Volume 6 Supplement 1
Asthma control – components and clinical importance
- S Pedersen1
© Pedersen; licensee BioMed Central Ltd. 2010
Published: 12 May 2010
The 2006 GINA report recommends control driven treatment of asthma in children. This raises the question of how to define good asthma control. A pragmatic and short definition of asthma control could be: Resolution of symptoms and elimination of disease variability. This sounds easy to assess, but several studies have found that accurate assessment of asthma control is difficult in clinical practice. Physicians often over-estimate the level of asthma control and patients often under-report symptoms and the impact the asthma has on their daily life. A main reason for this is that accurate assessment of symptom resolution and disease variability requires assessment of a variety of outcomes such as day and night symptoms, need for rescue medication, impairment of daily activities such as school, work and participation in physical activities, frequency of exacerbations and measurement of the variability of lung function with time, either spontaneously or in association with a beta2 agonist or a provocation test such as a standardized exercise challenge. Assessment of all these outcomes in a child is complex due to communication problems with the child and the family and an unconscious adjustment of the daily lifestyle.

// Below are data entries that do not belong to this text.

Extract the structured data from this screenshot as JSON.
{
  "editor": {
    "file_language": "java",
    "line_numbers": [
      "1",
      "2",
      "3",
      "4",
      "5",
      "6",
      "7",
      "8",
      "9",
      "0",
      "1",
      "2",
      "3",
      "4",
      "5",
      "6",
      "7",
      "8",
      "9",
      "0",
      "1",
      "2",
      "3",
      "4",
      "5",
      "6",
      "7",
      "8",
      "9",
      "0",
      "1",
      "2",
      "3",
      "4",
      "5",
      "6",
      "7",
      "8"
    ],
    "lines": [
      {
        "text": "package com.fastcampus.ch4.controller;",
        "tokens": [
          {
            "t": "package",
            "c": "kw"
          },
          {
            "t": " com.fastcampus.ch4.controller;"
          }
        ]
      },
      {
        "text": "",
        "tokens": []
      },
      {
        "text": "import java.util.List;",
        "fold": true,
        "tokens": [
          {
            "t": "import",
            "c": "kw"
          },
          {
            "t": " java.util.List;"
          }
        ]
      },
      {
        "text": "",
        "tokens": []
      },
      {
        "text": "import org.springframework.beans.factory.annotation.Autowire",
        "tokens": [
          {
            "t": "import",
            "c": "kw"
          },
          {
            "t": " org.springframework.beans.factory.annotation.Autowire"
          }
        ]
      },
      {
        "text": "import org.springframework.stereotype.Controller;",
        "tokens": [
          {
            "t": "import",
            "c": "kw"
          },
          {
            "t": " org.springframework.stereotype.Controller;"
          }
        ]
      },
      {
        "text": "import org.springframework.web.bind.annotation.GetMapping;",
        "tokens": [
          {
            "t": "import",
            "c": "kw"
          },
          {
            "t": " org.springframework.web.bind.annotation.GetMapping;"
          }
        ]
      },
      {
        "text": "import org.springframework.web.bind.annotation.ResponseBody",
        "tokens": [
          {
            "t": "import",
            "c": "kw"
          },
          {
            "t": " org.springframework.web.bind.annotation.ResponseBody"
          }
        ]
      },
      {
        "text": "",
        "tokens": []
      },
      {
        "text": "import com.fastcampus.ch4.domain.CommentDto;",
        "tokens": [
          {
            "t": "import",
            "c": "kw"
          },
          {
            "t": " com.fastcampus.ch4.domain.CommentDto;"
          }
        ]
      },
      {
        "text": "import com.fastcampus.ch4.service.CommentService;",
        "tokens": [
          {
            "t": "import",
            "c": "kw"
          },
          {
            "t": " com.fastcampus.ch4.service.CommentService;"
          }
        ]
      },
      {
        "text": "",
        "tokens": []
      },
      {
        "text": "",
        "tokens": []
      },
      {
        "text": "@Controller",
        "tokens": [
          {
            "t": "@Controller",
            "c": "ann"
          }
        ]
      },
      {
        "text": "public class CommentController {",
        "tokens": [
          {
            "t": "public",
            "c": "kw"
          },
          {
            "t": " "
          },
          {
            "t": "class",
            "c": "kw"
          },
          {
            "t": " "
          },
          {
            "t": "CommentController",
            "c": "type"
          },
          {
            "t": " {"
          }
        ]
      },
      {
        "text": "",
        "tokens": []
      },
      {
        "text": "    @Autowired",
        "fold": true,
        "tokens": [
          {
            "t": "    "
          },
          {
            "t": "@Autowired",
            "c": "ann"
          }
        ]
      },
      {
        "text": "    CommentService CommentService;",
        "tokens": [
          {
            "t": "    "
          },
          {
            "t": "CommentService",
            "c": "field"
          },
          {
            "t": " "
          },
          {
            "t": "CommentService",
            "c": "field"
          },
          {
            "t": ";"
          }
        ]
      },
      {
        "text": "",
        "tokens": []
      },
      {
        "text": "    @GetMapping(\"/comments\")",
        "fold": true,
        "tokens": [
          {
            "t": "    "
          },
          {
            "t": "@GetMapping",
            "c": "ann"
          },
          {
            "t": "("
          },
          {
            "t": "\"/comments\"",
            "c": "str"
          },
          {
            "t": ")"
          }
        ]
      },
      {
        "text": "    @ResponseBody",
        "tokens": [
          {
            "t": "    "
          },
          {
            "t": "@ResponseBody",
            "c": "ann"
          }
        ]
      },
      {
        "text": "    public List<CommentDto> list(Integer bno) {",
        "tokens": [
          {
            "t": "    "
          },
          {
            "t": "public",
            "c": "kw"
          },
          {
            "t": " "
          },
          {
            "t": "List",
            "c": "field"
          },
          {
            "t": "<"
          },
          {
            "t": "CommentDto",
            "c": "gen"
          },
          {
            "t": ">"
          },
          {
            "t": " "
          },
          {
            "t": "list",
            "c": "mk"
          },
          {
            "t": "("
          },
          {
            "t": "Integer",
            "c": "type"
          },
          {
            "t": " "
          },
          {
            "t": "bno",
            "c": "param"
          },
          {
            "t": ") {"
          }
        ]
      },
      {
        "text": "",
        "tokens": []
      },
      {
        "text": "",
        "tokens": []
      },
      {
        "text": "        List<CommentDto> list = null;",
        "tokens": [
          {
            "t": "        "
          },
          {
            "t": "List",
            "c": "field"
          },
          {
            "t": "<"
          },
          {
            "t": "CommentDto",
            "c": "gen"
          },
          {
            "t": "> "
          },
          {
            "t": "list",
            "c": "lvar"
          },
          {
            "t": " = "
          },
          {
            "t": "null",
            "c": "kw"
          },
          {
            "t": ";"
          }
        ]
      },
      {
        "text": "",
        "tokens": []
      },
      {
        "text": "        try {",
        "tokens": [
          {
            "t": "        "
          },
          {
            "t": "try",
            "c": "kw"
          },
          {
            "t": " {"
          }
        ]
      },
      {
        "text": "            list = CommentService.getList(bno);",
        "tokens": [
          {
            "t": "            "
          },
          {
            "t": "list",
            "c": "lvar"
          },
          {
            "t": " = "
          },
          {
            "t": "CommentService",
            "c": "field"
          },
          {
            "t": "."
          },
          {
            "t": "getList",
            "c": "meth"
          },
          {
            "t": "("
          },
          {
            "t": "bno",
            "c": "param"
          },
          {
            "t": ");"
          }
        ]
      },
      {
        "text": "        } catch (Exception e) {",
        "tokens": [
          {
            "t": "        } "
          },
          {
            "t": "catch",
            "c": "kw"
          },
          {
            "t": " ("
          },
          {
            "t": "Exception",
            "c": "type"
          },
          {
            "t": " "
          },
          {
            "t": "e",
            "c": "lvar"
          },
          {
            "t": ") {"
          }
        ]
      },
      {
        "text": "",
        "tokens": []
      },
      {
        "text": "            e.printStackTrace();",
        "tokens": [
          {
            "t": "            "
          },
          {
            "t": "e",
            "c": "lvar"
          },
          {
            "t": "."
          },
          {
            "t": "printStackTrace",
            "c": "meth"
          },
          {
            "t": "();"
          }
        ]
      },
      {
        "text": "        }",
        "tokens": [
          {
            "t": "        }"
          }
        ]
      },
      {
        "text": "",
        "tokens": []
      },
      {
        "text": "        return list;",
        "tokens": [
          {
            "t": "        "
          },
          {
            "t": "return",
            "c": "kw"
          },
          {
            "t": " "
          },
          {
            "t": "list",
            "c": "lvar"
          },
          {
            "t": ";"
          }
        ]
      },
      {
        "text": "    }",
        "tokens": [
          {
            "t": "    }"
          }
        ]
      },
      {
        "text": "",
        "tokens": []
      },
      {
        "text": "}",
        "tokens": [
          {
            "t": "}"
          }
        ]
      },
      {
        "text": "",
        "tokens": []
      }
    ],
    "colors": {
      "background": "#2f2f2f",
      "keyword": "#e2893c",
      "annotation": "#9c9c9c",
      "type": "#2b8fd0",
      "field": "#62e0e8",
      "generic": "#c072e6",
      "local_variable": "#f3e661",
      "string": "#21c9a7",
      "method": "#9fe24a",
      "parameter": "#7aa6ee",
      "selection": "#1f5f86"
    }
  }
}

To facilitate this accurate assessments of asthma control a variety of validated, easy to use instruments have been developed. These include the Asthma Control Test (ACT) (http://www.asthmacontrol.com), the Childhood Asthma Control Test, the Asthma Control Questionnaire (ACQ) (http://www.qoltech.co.uk/acq.html ), the Asthma Therapy Assessment Questionnaire (ATAQ) (http://www.ATAQInstrument.com), and the Asthma Control Scoring System and the Asthma Quality of Life Questionnaire. Most of these have been developed for and validated in adults, but some also exist in a version validated for paediatric use in school children. Their value in clinical practice, which may be quite different from the research setting in which they have been validated, requires further evaluation.
The value and shortcomings of the various measurements and tools normally used to assess asthma control in children is discussed and the importance of using combinations of several outcomes and validated, easy to use instruments is emphasised. Due to communication problems with children and their families some objective measures should always be included in the assessment of control.
A combination of the 1) Childhood Asthma Control Test, 2) three weeks of diary recordings of symptoms, rescue beta2 use and morning and evening peak expiratory flow rate and 3) a standardized exercise challenge test will detect more that 95% of uncontrolled asthma in a population seen in primary care.
This article is published under license to BioMed Central Ltd.